Again, I really don’t care who went to vietnam, or how they avoided it. This includes both Cheney and Bush. What does bother me is the bit in the OP about Bush working for the election of a hawk while allowing his family to help him avoide combat service. Not going to war if you don’t think its right is OK with me. Not going even though you do think its right is cowardly, but after 30 years it doesnt bother me. What does bother me, even after 30 years, is having worked for the election of a man who would vote to have others go after you’ve already avoided it. If this is true of Clinton or Cheney, then its equally bothersome.
As I said, I dont care about almost all of the vietnam era mud thats been flung, and even this issue is just a minor thing to me. Just one con in a long list of pros and cons about either candidate.
You still don’t get it. It would only be hypocrisy on our part if your cute little strawman was our actually beef with Bush. However, our beef is not that he avoided the war but that he was so God-damn hypocritical about it…He avoided the war, even likely using his family’s influence to do so…and yet he actively worked for the cause of the war, i.e., he thought other people should go off and die in the war. He just didn’t want to be one of them. Contrast this to Clinton who protested against the war.
Of course, on top of this is the added fact that to this very day, Bush seems willing to send people off to die in a war that he sold to the public with lots of sleight-of-hand and deception, if not outright lying.
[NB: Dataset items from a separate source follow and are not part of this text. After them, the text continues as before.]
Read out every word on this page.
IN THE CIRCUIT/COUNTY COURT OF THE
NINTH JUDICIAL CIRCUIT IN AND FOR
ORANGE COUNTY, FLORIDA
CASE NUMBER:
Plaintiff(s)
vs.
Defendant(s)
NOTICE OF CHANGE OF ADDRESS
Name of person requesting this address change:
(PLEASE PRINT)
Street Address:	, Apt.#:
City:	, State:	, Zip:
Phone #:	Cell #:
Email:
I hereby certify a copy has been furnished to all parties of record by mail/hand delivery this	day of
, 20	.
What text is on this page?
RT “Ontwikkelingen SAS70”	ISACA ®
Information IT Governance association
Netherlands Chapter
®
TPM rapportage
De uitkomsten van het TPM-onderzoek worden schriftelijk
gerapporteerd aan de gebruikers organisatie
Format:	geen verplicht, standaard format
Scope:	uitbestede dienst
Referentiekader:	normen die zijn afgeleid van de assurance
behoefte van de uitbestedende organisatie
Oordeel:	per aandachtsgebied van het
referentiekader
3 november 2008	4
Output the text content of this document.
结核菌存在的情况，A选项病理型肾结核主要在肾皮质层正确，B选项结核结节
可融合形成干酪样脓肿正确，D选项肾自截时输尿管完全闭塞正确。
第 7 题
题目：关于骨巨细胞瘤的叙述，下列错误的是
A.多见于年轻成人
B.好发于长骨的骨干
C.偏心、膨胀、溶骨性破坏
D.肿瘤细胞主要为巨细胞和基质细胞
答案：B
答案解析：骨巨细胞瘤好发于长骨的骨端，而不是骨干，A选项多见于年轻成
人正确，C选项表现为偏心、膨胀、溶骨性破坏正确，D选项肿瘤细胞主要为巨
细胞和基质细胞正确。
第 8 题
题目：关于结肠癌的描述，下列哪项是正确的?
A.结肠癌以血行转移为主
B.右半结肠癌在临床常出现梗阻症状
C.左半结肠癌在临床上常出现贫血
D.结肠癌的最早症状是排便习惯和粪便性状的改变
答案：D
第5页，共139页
Get the picture? You can still disagree with us…But, you should at least argue against our actually arguments rather than your own pathetic caricature of them.
Ah, that wouldn’t be any fun. Besides, it requires actual thought and a moral center.
It does have a certain Roy Cohen stench to it. On the other hand, we have to take into account that the OP’s article is a deeply poisoned well. Its author, an extreme leftist feminazi named Sara Rimer, routinely writes her hysterical editorials as news, including and excluding whatever serves her purposes. The full article can be read here without registration. It truly is a trophy to her style. In it, she notes that Bush, as campaign director, failed to say anything negative about Blount’s campaign. (Oh, say it ain’t so! Why next, we’ll have John Sasso refusing to say that Kerry is a flip-flopper!) Meanwhile, her own article fails to say anything positive about Bush. She even tells us that he, as a young bachelor, left a mess in his apartment when he moved. What an imminently slappable bitch.
I really wish George W. Bush were a war hero. He’s not, though, and has never claimed to be.
We have to take our candidates as we find them, not as we’d wish they’d be.
I’ll take George Bush as he is, despite some things that trouble me about him and his policies. He’s a decent guy at the heart of it, his policies synch up with my preferences relatively closely, and I could never vote for a liberal Democrat like Kerry.
If Kerry is your preference, after a similar evaluation, so be it. Vote accordingly. But after all analysis, if Vietnam is your animating issue, you are either employing rhetoric to bolster a candidate you favor for other reasons, or you’re voting for a shallow reason indeed.
I dunno. I didn’t read that as “making a mess” (as in “left an empty pizza box on the kitchen table”) but as “George trashed the place pretty good and, when the landlord had to have it professionally cleaned and sent George the bill, completely ignored it.”
Also the fact that he was 25 years old at the time – ostensibly an adult – not some callow teenager.
Maybe not something that would make me change my vote if I was a rabid Republican, but certainly YET ANOTHER card in my index of “He’s a Fucking Arrogant Asshole” reasons.